每日照例问一遍有没有送到府上的帖子,祝锦回答的皆是没有。
宋时薇瞧着祝锦的神色,并无异样,心口沉了沉,祝锦是圣上赐下的人,若谢杞安另有吩咐,想来对方会以谢杞安为先。
她没有直接挑破,只是吩咐青禾再出去一趟。
第二日,正午。
宋府的老嬷嬷急匆匆找来,一脸焦急慌张,见到她后更是慌得失了神,连话都说得颠三倒四,好不容易拼凑出一句:“夫人病重,姑娘快回府一趟。”
宋时薇心口一跳,蓦地起身吩咐下人:“快些备马。”
老嬷嬷急忙摆手:“老身就是坐马车来的,姑娘快些跟老身去,再迟些就不好了!”
祝锦来不及去知会谢杞安,也催道:“夫人快去吧。”
宋时薇出了府,急急问道:“母亲还好吗?”
车帘落下,老嬷嬷脸上表情一收,:“姑娘自己出的主意,怎么反倒担心上了?”
她是宋府的老人,夫人嫁来前就在府上做事了,后来夫人生了姑娘,她在小院里照顾姑娘好些年呢。
老嬷嬷笑了下,关心道:“姑娘这是和姑爷吵架置气了?”
宋时薇摇了摇头。
不是吵架,是谢杞安不信她。
老嬷嬷不太信,不过瞧姑娘这样子也不像气得多重,便没继续问,姑娘脸皮薄,怕是不好意思说。
她道:“夫人昨儿担心了一天,从姑娘递话来就一直心神不宁,生怕姑娘受委屈。”
宋时薇:“我没事。”
等到了宋府,徐夫人果然一脸急色,先将人拉到近前上上下下打量了一番,见面上无恙这才放下心来。
“你昨儿突然叫青禾递话,唬了我一大跳。”
宋时薇抿了下唇:“叫母亲担心了,我只是有些事要和陆家大哥说,谢府不方便,只好借口回来一趟。”
徐夫人拍了拍心口:“那怎么不直接告诉我?”
宋时薇:“女儿一时忘了。”
徐夫人点了点她脑门,没舍得再说责备的话。
陆启南是申时到的,没从正门走。
两人在小院的书房见了面,陆启南表情复杂地朝她看了一眼。
他没直接说西边的事,而是先道:“我虽是驸马,但京中皆知我与长公主关系并不和睦,我亦不会插手宫中事宜,你不必防我。”

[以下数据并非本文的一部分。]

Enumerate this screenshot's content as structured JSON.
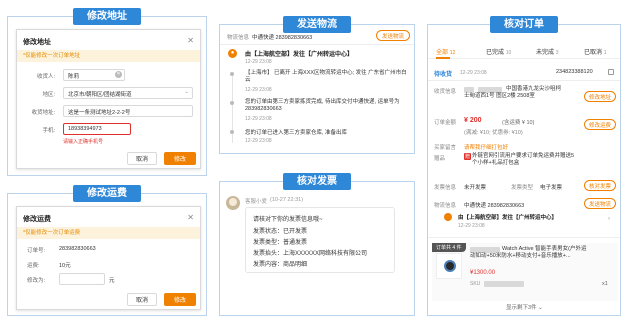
{
  "modify_address": {
    "header": "修改地址",
    "dialog_title": "修改地址",
    "notice": "*仅能修改一次订单地址",
    "name_label": "收货人:",
    "name_value": "陈莉",
    "region_label": "地区:",
    "region_value": "北京市/朝阳区/团结湖街道",
    "detail_label": "收货地址:",
    "detail_value": "这是一条测试地址2-2-2号",
    "phone_label": "手机:",
    "phone_value": "18938394973",
    "error_text": "请输入正确手机号",
    "cancel": "取消",
    "ok": "修改"
  },
  "modify_freight": {
    "header": "修改运费",
    "dialog_title": "修改运费",
    "notice": "*仅能修改一次订单运费",
    "order_no_label": "订单号:",
    "order_no": "283982830663",
    "orig_label": "运费:",
    "orig_value": "10元",
    "new_label": "修改为:",
    "unit": "元",
    "cancel": "取消",
    "ok": "修改"
  },
  "send_logistics": {
    "header": "发送物流",
    "info_label": "物流信息",
    "carrier": "中通快递 283982830663",
    "send_button": "发送物流",
    "route_title": "由【上海航空部】发往【广州转运中心】",
    "route_time": "12-29 23:08",
    "events": [
      {
        "text": "【上海市】 已离开 上海XXX区物流转运中心; 发往 广东省广州市白云",
        "time": "12-29 23:08"
      },
      {
        "text": "您的订单由第三方卖家拣货完成, 待出库交付中通快递, 运单号为 283982830663",
        "time": "12-29 23:08"
      },
      {
        "text": "您的订单已进入第三方卖家仓库, 准备出库",
        "time": "12-29 23:08"
      }
    ]
  },
  "verify_invoice": {
    "header": "核对发票",
    "sender": "客服小爱",
    "time": "(10-27 22:31)",
    "intro": "请核对下你的发票信息哦~",
    "lines": [
      "发票状态：已开发票",
      "发票类型：普通发票",
      "发票抬头：上海XXXXXX网络科技有限公司",
      "发票内容：商品明细"
    ]
  },
  "verify_order": {
    "header": "核对订单",
    "tabs": [
      {
        "label": "全部",
        "count": "12"
      },
      {
        "label": "已完成",
        "count": "10"
      },
      {
        "label": "未完成",
        "count": "3"
      },
      {
        "label": "已取消",
        "count": "1"
      }
    ],
    "status": "待收货",
    "time": "12-29 23:08",
    "order_no": "234823388120",
    "address_label": "收货信息",
    "address_value": "中国香港九龙尖沙咀柯士甸道西1号 图区2楼 2508室",
    "modify_address_btn": "修改地址",
    "amount_label": "订单金额",
    "amount_value": "¥ 200",
    "amount_detail": "(含运费 ¥ 10)",
    "amount_sub": "(满减: ¥10; 优惠券: ¥10)",
    "modify_freight_btn": "修改运费",
    "remark_label": "买家留言",
    "remark_value": "请帮我仔细打包好",
    "gift_label": "赠品",
    "gift_badge": "赠",
    "gift_value": "外链官网引流用户要求订单免运费并赠送5个小样+礼品打包盒",
    "invoice_label": "发票信息",
    "invoice_status": "未开发票",
    "invoice_type_label": "发票类型",
    "invoice_type_value": "电子发票",
    "verify_invoice_btn": "核对发票",
    "logistics_label": "物流信息",
    "logistics_value": "中通快递 283982830663",
    "send_logistics_btn": "发送物流",
    "route_title": "由【上海航空部】发往【广州转运中心】",
    "route_time": "12-29 23:08",
    "product_badge": "订单共 4 件",
    "product_name": "Watch Active 智能手表男女(户外运动如动+50米防水+移动支付+音乐播放+...",
    "product_price": "¥1300.00",
    "sku_label": "SKU",
    "product_qty": "x1",
    "more_items": "显示剩下3件 ⌄"
  }
}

他接连递了两次帖子约她相见,却始终没有见到人,直到昨日对方主动约他。
陆启南大约猜到是自己身份的缘故,毕竟那日在公主府,宋时薇待他便格外生疏,他说这些是想叫她宽心,他不会在其他事上让她为难的。
只是解释的话说完,却迟迟没等到对方应声。
陆启南略有疑惑,刚要问,就听对方轻声道:“我没有收到过帖子。”
他表情一变,旋即便想到原因,脸色蓦地难看起来。
眉心皱出了几道刻痕:“他怎能如此?”
宋时薇说话时语气平和,并不怎么生气,她在回宋府的路上便想过了,谢杞安向来不喜长公主和三皇子,所以连带对她和陆启南的来往也一并不许。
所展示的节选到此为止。